On 21 April the UK Statistics Authority, which is chaired by Sir Andrew Dilnot, criticised the use of this figure as inaccurate, since it takes no account of the special “rebate” that the UK receives on its annual contribution to the EU budget or the money that Britain’s farmers and some other areas of the UK are paid from those funds.
But the Leave campaign and its main figureheads including Boris Johnson and Nigel Farage have ignored this ruling and continued to publicise the £350 million figure relentlessly in Leave posters, websites and events. It's even emblazoned across the campaign’s official “battle bus”.
A further intervention from the UK Statistics Authority today signals it has lost patience with Leave’s tactics and though it has no legal power to prevent the campaign from making the claim it wishes to make clear to the voting public that the Leave figure is not to be trusted.
“The UK Statistics Authority is disappointed to note that there continue to be suggestions that the UK contributes £350 million to the EU each week, and that this full amount could be spent elsewhere,” it said in a statement.
“Given the high level of public interest in the European Union referendum debate, it is vital that official statistics are used accurately, with important caveats and limitations explained.”

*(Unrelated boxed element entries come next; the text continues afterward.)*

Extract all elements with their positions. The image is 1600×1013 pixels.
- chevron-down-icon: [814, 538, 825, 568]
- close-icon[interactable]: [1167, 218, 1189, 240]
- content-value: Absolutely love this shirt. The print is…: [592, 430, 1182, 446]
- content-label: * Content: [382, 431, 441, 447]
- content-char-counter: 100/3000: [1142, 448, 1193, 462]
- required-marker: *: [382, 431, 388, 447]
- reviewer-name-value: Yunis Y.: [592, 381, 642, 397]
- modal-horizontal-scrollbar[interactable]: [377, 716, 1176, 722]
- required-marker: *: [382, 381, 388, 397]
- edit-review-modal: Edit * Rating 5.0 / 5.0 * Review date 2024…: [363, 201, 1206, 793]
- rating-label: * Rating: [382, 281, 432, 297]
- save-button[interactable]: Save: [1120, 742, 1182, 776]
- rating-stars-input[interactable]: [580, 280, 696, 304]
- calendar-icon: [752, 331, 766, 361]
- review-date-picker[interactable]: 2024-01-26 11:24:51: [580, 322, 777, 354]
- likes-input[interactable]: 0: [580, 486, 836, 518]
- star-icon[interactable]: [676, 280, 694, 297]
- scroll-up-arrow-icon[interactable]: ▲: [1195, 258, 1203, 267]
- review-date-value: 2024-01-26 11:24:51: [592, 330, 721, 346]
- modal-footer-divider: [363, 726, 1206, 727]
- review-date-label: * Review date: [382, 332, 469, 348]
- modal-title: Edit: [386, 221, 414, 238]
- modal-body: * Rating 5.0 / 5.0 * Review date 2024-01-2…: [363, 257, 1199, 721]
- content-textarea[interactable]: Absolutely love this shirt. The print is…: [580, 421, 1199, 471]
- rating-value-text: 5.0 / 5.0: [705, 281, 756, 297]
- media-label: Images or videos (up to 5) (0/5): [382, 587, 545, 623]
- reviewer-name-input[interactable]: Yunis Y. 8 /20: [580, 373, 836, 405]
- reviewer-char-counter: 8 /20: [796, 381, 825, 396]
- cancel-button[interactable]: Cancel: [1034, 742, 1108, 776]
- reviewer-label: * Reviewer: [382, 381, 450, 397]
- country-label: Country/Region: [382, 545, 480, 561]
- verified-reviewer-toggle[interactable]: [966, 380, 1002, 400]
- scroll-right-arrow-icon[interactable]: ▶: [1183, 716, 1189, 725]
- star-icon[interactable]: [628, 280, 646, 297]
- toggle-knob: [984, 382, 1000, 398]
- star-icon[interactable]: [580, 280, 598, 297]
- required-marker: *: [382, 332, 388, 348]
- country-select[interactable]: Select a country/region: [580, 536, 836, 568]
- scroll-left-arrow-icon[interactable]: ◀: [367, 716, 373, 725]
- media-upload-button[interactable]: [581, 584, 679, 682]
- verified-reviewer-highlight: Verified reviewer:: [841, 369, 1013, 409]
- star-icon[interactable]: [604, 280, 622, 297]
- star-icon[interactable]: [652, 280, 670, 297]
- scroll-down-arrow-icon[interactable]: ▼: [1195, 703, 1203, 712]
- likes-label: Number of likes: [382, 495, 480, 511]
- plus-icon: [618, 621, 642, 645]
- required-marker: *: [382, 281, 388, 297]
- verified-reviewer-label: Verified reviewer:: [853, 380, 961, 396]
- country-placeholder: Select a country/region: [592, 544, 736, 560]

The side of the Leave battle bus contains the following sentences in large letters: “We send the EU £350 million a week. Let’s fund our NHS instead”. During a visit to a business in Staffordshire earlier this month Mr Johnson burned a symbolic £350m cheque in a publicity stunt.
This was despite the Tory MP and former London Mayor conceding in an ITV interview on 11 May that “Yes we do get some of it back” and that “if you take out the abatement and the money that comes back via Brussels the figure is obviously lower”.
But in that interview Mr Johnson still refused to admit the £350 million figure was misleading, despite the clear ruling from the UK Statistics Authority. “We think it’s relevant to keep people focused on the global figure, because that is the figure over which we have no control,” he said.
The Institute for Fiscal Studies earlier this week labelled the £350m figure "clearly absurd" and said that an accurate figure of the net UK contribution taking into account the rebate and spending in Britain was £175m a week - half the Leave figure.
Further, the House of Commons Treasury Committee today branded the £350m claim "highly misleading" in a new report on the costs and benefits of the EU. Andrew Tyrie, the committee's chair, said the Leave campaign's battle bus should be "repainted" as soon as possible.